Arguments: A LWP::Useragent object
Returns: 0 normally, or an error message if it fails
Example:
$select->set_proxy( $ua );
get_proxy()
Arguments: none.
Returns: a scalar string containing the address of the selected proxy.
Example:
$proxy_address = $select->get_proxy();
test_proxy()
Tests the proxy by trying to access a site (specified using the "testsite" option when constructing an HTTP::ProxySelector::Persistent object).

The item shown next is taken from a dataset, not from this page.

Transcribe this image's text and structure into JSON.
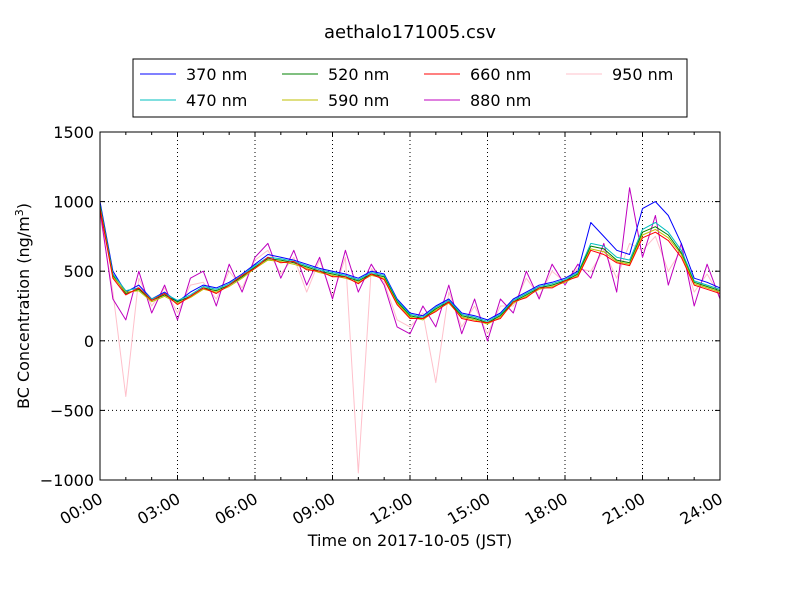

Arguments: an LWP::UserAgent object.
Returns: 0 for success, 1 for failure.
PRIVATE FUNCTIONS
_fetch_proxies()
Retrieves the proxy lists, extracts the proxy servers and caches them locally in a BerkeleyDB. This sub assumes that the cache database file does not exist. If this function were called before the cache database file were deleted, you would have duplicate entries in the cache and a bunch of old, potentially inoperative proxies stored in the cache. You should never have to call this method yourself. The new() method of the HTTP::ProxySelector::Persistent object uses this sub when the proxy cache database is either expired, malformed, empty or missing.
Arguments: none.
Returns:
0 upon success, or an error message string upon failure.
TODO
Code beautification. 1st draft is always rough.
AUTHOR
Michael Trowbridge, <michael.a.trowbridge at gmail.com>
BUGS
Please report any bugs or feature requests to bug-http-proxyselector-persistent at rt.cpan.org
, or through the web interface at http://rt.cpan.org/NoAuth/ReportBug.html?Queue=HTTP-ProxySelector-Persistent. I will be notified, and then you'll automatically be notified of progress on your bug as I make changes.
SUPPORT
You can find documentation for this module with the perldoc command.
perldoc HTTP::ProxySelector::Persistent
You can also look for information at:
AnnoCPAN: Annotated CPAN documentation
CPAN Ratings
RT: CPAN's request tracker
http://rt.cpan.org/NoAuth/Bugs.html?Dist=HTTP-ProxySelector-Persistent
Search CPAN
ACKNOWLEDGEMENTS
This module is a fork from HTTP::ProxySelector v0.02. HTTP::ProxySelector v0.02 is copyright 2003 Eyal Udassin.
COPYRIGHT & LICENSE
Copyright 2007 Michael Trowbridge, all rights reserved.
This program is free software; you can redistribute it and/or modify it under the same terms as Perl itself.